Ishaghpour Youssef, Chohreh Feyzdjou, l’épicerie de l’Apocalypse, Paris, Circé, 2011
Product of Chohreh Feyzdjou, Galerie nationale du Jeu de paume, Paris, 31 March – 29 May 1994
→Chohreh Feyzdjou: tout art est en exil, CAPC musée d’art contemporain, Bordeaux, 8 February – 2 September 2007
Iranian artist.
Chohreh Feyzdjou grew up in Iran in a Jewish family of intellectuals,and moved to Paris in 1975. It was here that she completed her artistic training at the École nationale supérieure des Beaux-Arts, and also learned about the Kabbalah and Sufism. Her untimely death in 1996 put an abrupt end to a unique body of work, which had only just begun to be exhibited in major museums across Europe. Feyzdjou made her name at the start of the 1990s with a vast corpus of objects culled from her atelier and from her past, among them drawings and paintings, all of which she covered with a more or less diffuse layer of black pigment. Each one was carefully catalogued, stored in boxes, in glass jars, in crates and trunks, or wrapped in plastic, put in tubes, stocked on shelves or tables, and in drawers or on scaffolding which were themselves covered in black pigment.
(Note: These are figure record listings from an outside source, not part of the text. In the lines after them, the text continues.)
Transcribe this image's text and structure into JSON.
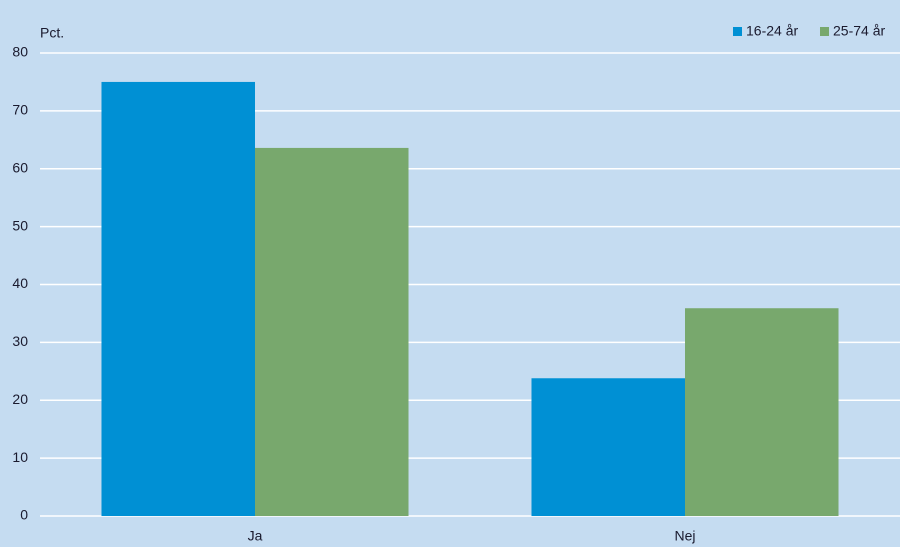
{
  "chart_data": {
    "type": "bar",
    "y_label": "Pct.",
    "categories": [
      "Ja",
      "Nej"
    ],
    "series": [
      {
        "name": "16-24 år",
        "color": "#0090d4",
        "values": [
          75.0,
          23.8
        ]
      },
      {
        "name": "25-74 år",
        "color": "#78a86d",
        "values": [
          63.6,
          35.9
        ]
      }
    ],
    "ylim": [
      0,
      80
    ],
    "yticks": [
      0,
      10,
      20,
      30,
      40,
      50,
      60,
      70,
      80
    ],
    "grid": true,
    "legend": "top-right"
  }
}
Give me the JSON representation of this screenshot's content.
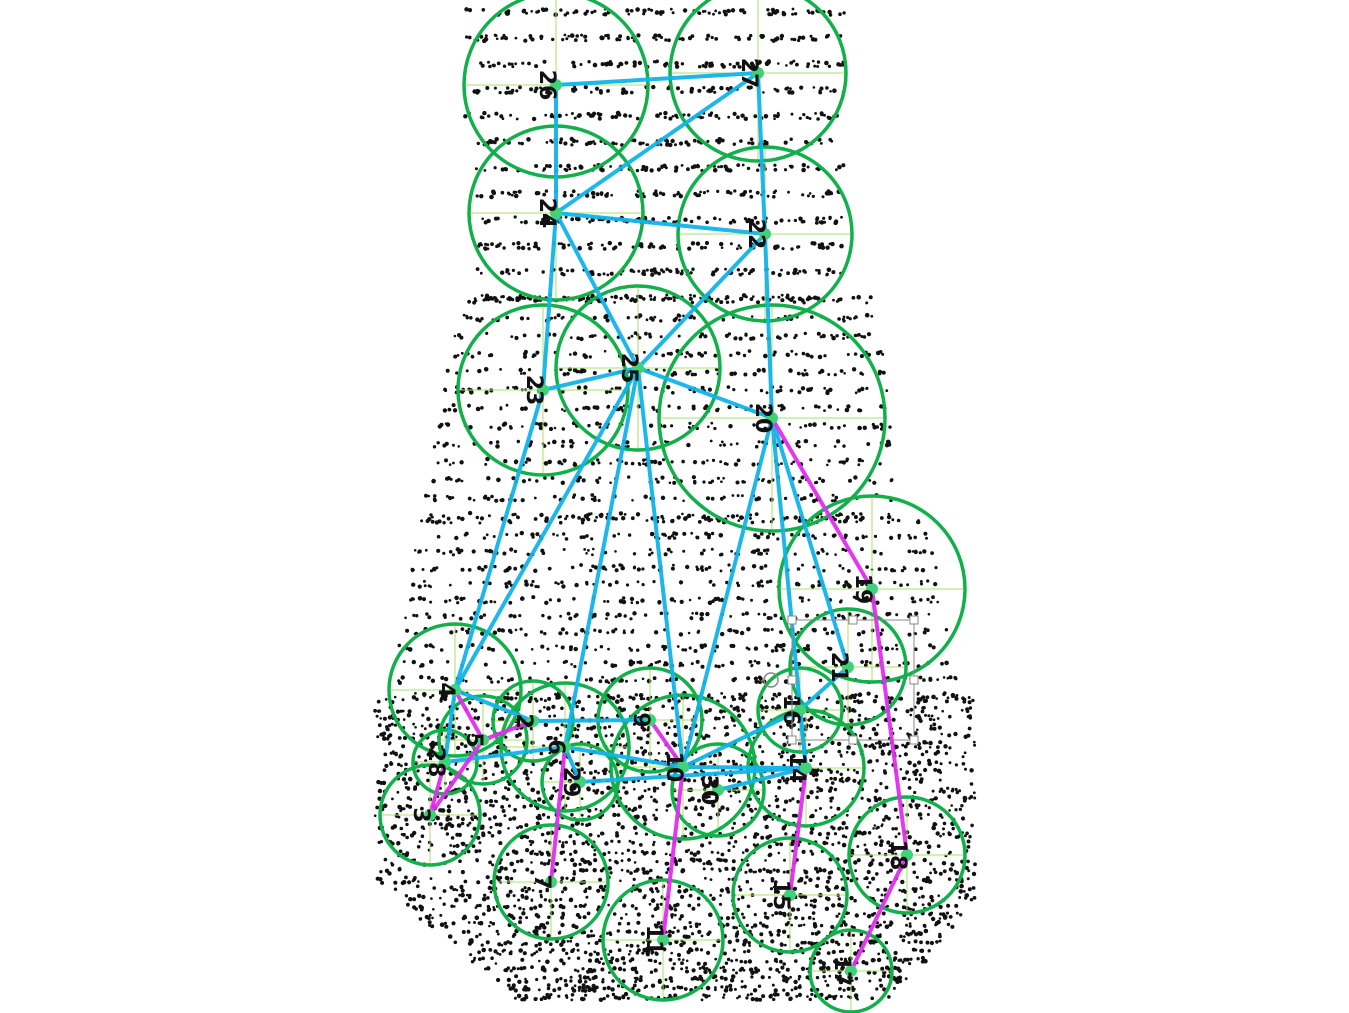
{
  "colors": {
    "circle": "#12b04a",
    "crosshair": "#a8e06a",
    "edge_blue": "#12b4ea",
    "edge_magenta": "#e02ef0",
    "dot": "#111111",
    "node": "#3fd27a",
    "selection": "#888888"
  },
  "nodes": [
    {
      "id": "n26",
      "label": "26"
    },
    {
      "id": "n27",
      "label": "27"
    },
    {
      "id": "n24",
      "label": "24"
    },
    {
      "id": "n25",
      "label": "25"
    },
    {
      "id": "n22",
      "label": "22"
    },
    {
      "id": "n23",
      "label": "23"
    },
    {
      "id": "n20",
      "label": "20"
    },
    {
      "id": "n19",
      "label": "19"
    },
    {
      "id": "n21",
      "label": "21"
    },
    {
      "id": "n4",
      "label": "4"
    },
    {
      "id": "n5",
      "label": "5"
    },
    {
      "id": "n28",
      "label": "28"
    },
    {
      "id": "n3",
      "label": "3"
    },
    {
      "id": "n2",
      "label": "2"
    },
    {
      "id": "n6",
      "label": "6"
    },
    {
      "id": "n29",
      "label": "29"
    },
    {
      "id": "n9",
      "label": "9"
    },
    {
      "id": "n10",
      "label": "10"
    },
    {
      "id": "n30",
      "label": "30"
    },
    {
      "id": "n16",
      "label": "16"
    },
    {
      "id": "n14",
      "label": "14"
    },
    {
      "id": "n7",
      "label": "7"
    },
    {
      "id": "n11",
      "label": "11"
    },
    {
      "id": "n15",
      "label": "15"
    },
    {
      "id": "n18",
      "label": "18"
    },
    {
      "id": "n17",
      "label": "17"
    }
  ],
  "edges_blue": [
    [
      "n26",
      "n27"
    ],
    [
      "n26",
      "n24"
    ],
    [
      "n27",
      "n24"
    ],
    [
      "n27",
      "n22"
    ],
    [
      "n24",
      "n22"
    ],
    [
      "n24",
      "n25"
    ],
    [
      "n24",
      "n23"
    ],
    [
      "n22",
      "n25"
    ],
    [
      "n22",
      "n20"
    ],
    [
      "n25",
      "n23"
    ],
    [
      "n25",
      "n20"
    ],
    [
      "n25",
      "n4"
    ],
    [
      "n25",
      "n6"
    ],
    [
      "n25",
      "n10"
    ],
    [
      "n23",
      "n4"
    ],
    [
      "n20",
      "n21"
    ],
    [
      "n20",
      "n14"
    ],
    [
      "n20",
      "n10"
    ],
    [
      "n4",
      "n28"
    ],
    [
      "n4",
      "n2"
    ],
    [
      "n2",
      "n9"
    ],
    [
      "n6",
      "n10"
    ],
    [
      "n10",
      "n16"
    ],
    [
      "n10",
      "n14"
    ],
    [
      "n28",
      "n6"
    ],
    [
      "n29",
      "n14"
    ],
    [
      "n21",
      "n16"
    ],
    [
      "n16",
      "n14"
    ],
    [
      "n30",
      "n14"
    ],
    [
      "n6",
      "n29"
    ]
  ],
  "edges_magenta": [
    [
      "n20",
      "n19"
    ],
    [
      "n19",
      "n18"
    ],
    [
      "n18",
      "n17"
    ],
    [
      "n14",
      "n15"
    ],
    [
      "n10",
      "n11"
    ],
    [
      "n6",
      "n7"
    ],
    [
      "n4",
      "n5"
    ],
    [
      "n5",
      "n3"
    ],
    [
      "n28",
      "n3"
    ],
    [
      "n9",
      "n10"
    ],
    [
      "n2",
      "n5"
    ]
  ]
}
Nothing remains identifiable apart from the fact that each element bears the archive reference, “Product of Chohreh Feyzdjou”. While this installation may bring to mind a post-apocalyptic catastrophe, its presentation also evokes the stalls full of goods that can be found in grocery stores and bazars across the Middle East.
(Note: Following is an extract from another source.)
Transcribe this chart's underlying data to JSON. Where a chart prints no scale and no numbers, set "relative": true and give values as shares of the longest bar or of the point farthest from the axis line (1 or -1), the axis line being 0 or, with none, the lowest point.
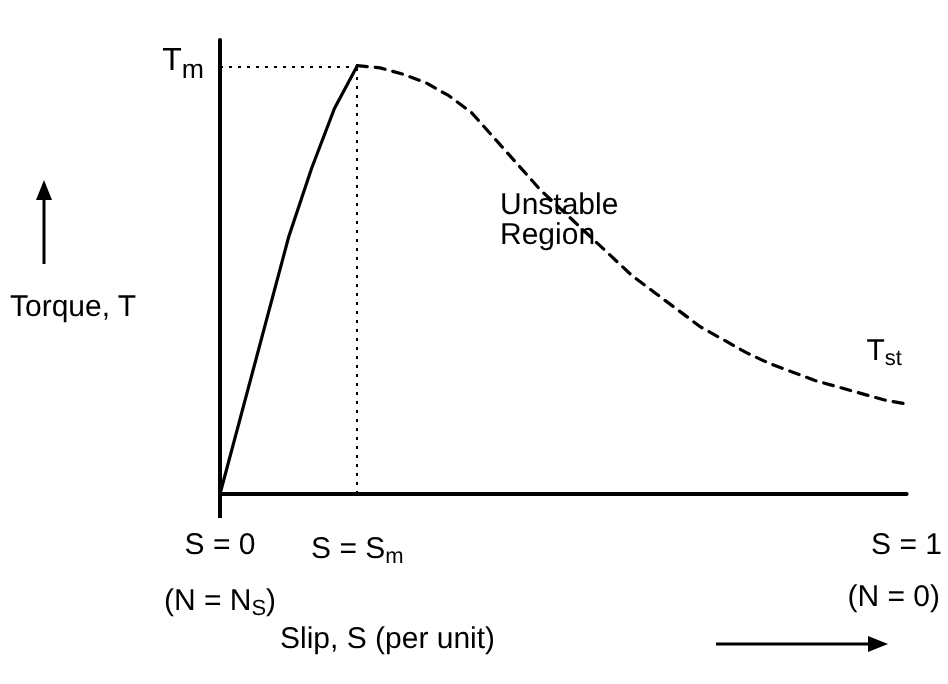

Although her works are clearly marked by themes of displacement, loss, and the memory of migration, her use of commercial codes and classification systems (display, packaging, references) also suggests an exploration and questioning of the ambivalent and paradoxical nature of art’s links to the market. In a world in which everything has become a “product”, including art itself, Feyzdjou hides and protects her work beneath an impenetrable veil, but also makes visible, and highlights the irony of, the shared fate of all forms of production. Her criticism of social and cultural functioning was among the most radical. In 1994, at the Kröller-Müller Museum in Otterlo (Netherlands), under the title I do not agree with this exhibition, she buried in the garden 39 paintings that she had blackened. The same year, she held an exhibition at the Jeu de paume. In 1995, a few months before her death, she opened a shop in her name, Boutique Products of Chohreh Feyzdjou in Paris, in order to bring together and “sell off” the totality of her work. In 2002, the Feyzdjou fund was acquired in its entirety by the Centre national des arts plastiques on behalf of the State. The Centre d’arts plastiques contemporains in Bordeaux has been the depositary of this fund since 2003, and has catalogued over 300 drawings, dated from 1971 to 1996, as well as a previously unseen set of cloth sculptures. This discovery led to a retrospective exhibition of the collection presented at the CAPC in 2007.